Bu yanıt üzerine Profesör, bir anda ayağa fırlar; “Defol bu sınıftan, seni bu sınıfa görmek istemiyorum. Bundan böyle benim hiçbir dersime girmeyeceksin…” der.

Bütün öğrenciler şaşkınlık içindedir…

Neye uğradığı şaşıran Ali de şoke olmuş bir ruh haliyle sınıfı terk eder.

Herkes ne olup, bittiğini anlamak için beklemektedir. Ancak hiç birinden tek bir ses çıkmaz…

Profesör, kürsüsünden inip, öğrencileri tek tek süzerek, gözlerinin içine baka baka, amfi içinde dolaşmaya başlar.

Çıldırtan bir sessizlik egemen olmuştur amfiye.

Bu sessizlik herkesin sinirlerini bozmuş, kafasını karıştırmıştır.

Öğrenciler, hiç konuşmadan, kendilerini tek tek süzerek amfide volta atan hocalarından gözlerini kaçırmakta, önlerine bakmaktadır.

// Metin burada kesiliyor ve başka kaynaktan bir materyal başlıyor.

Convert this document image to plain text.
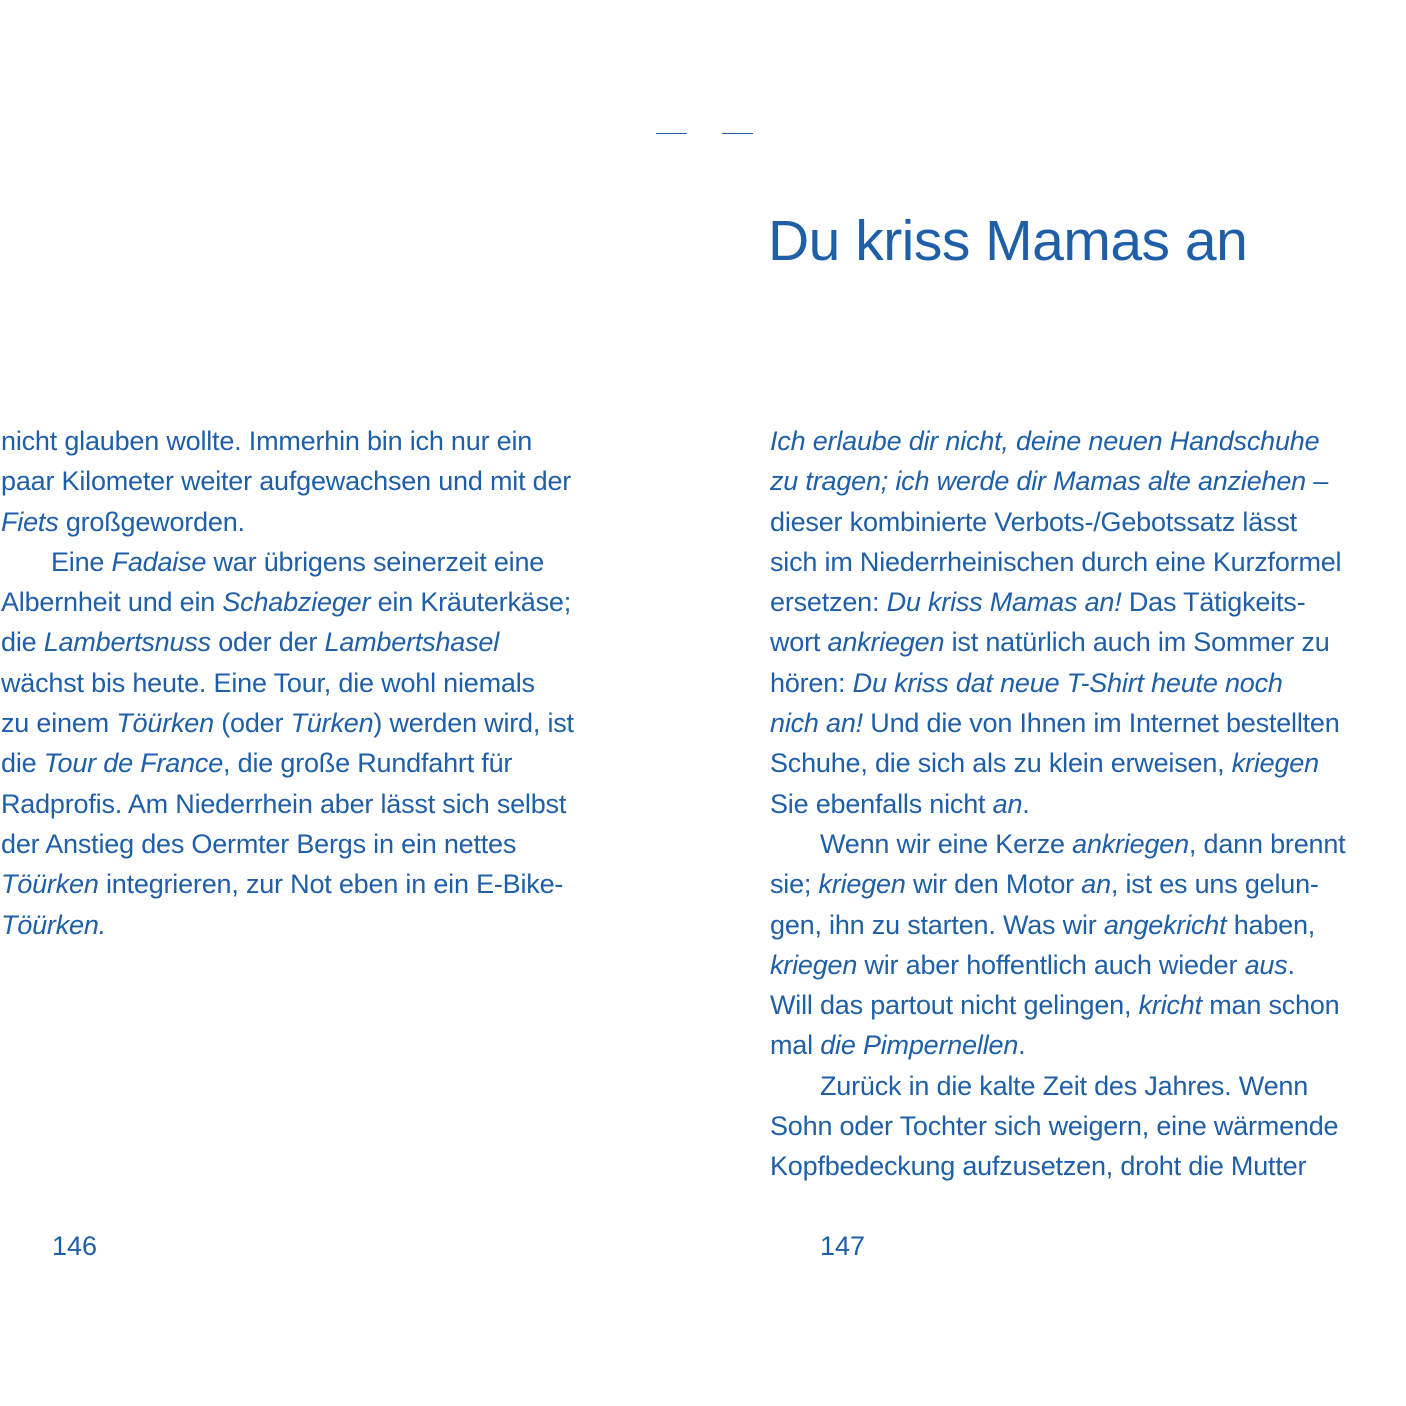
Du kriss Mamas an
nicht glauben wollte. Immerhin bin ich nur ein
paar Kilometer weiter aufgewachsen und mit der
Fiets großgeworden.
Eine Fadaise war übrigens seinerzeit eine
Albernheit und ein Schabzieger ein Kräuterkäse;
die Lambertsnuss oder der Lambertshasel
wächst bis heute. Eine Tour, die wohl niemals
zu einem Töürken (oder Türken) werden wird, ist
die Tour de France, die große Rundfahrt für
Radprofis. Am Niederrhein aber lässt sich selbst
der Anstieg des Oermter Bergs in ein nettes
Töürken integrieren, zur Not eben in ein E-Bike-
Töürken.
Ich erlaube dir nicht, deine neuen Handschuhe
zu tragen; ich werde dir Mamas alte anziehen –
dieser kombinierte Verbots-/Gebotssatz lässt
sich im Niederrheinischen durch eine Kurzformel
ersetzen: Du kriss Mamas an! Das Tätigkeits-
wort ankriegen ist natürlich auch im Sommer zu
hören: Du kriss dat neue T-Shirt heute noch
nich an! Und die von Ihnen im Internet bestellten
Schuhe, die sich als zu klein erweisen, kriegen
Sie ebenfalls nicht an.
Wenn wir eine Kerze ankriegen, dann brennt
sie; kriegen wir den Motor an, ist es uns gelun-
gen, ihn zu starten. Was wir angekricht haben,
kriegen wir aber hoffentlich auch wieder aus.
Will das partout nicht gelingen, kricht man schon
mal die Pimpernellen.
Zurück in die kalte Zeit des Jahres. Wenn
Sohn oder Tochter sich weigern, eine wärmende
Kopfbedeckung aufzusetzen, droht die Mutter
146	147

Volta atmayı bırakıp, kara tahtanın önüne gelen Profesör, “Yasalar ne için vardır?” diye sorar.

Ders başlamış; yanıtlar, tek tek havada uçuşmaya başlamıştır.

Öğrencilerden biri “düzeni korumak için…” der.

Diğeri “toplumda yaşayan bireylerin hak ve özgürlüklerini sağlamak için…” der.

Bir diğeri, “insanca yaşam haklarını sürekli kılabilmek için…” der.

Bir başka diğeri, “devlet vatandaş ilişkilerini olması gereken düzeyde tutup, saygın bir yurttaş olarak kalabilmek için…” der .

Diğer bir başkası da, “kişi ya da kişilerin, yasalar çerçevesinde hakkını, her bir konuda ve her bir yerde arayabileceğini bilmesi ve devletin vatandaşlarına haklarını nasıl arayacağını göstermesi için…” der.

… …

Profesör, yanıtları, küçümseyen bir yüz ifadesiyle dinler; “başka” der, “başka yanıt var mı?”

Yine çıldırtan bir sessizlik kaplar amfiyi…

Öğrencilerden biri parmak kaldırır; “Adalet için, adalet için…” diye haykırır…

Profesör, bu yanıtı veren öğrencisini işte aradığım yanıt bu dercesine; parmağı ile işaret ederek; “Peki bu durumda, az önce ben, arkadaşınıza adaletsiz mi davrandım?”, der. Öğrencilerden tek bir ses yükselir, “Evet hocam, evet…”.

Profesör kapıya yönelir, amfinin kapısını açar, az önce kovduğu, kapının önünde bekleyen öğrenciyi içeri alır; teşekkür edip yerine geçebileceğini söyler…

O an tüm öğrenciler, bunun bir senaryo, bir oyun olduğunu anlar.

Ancak Hoca, son sözlerini söylememiştir henüz.

Tüm öğrencilerini gözleriyle tarayarak; “Peki o zaman tanık olduğunuz bu olaya neden tepki göstermediniz? Neden bir açıklama istemediniz, neden arkadaşınızın hakkını savunmadınız!?” der.

Sınıfa yine çıldırtan bir sessizlik egemen olmuştur.

Profesör, “Bakın sevgili arkadaşlar… Bu olaydan hepinizin çıkarması gereken ders şöyle olmalı…

* Asla ve asla “Bana dokunmayan yılan bin yaşasın…” zihniyetinde olmayın, aksi takdirde o yılan gün gelir sizi de sokar.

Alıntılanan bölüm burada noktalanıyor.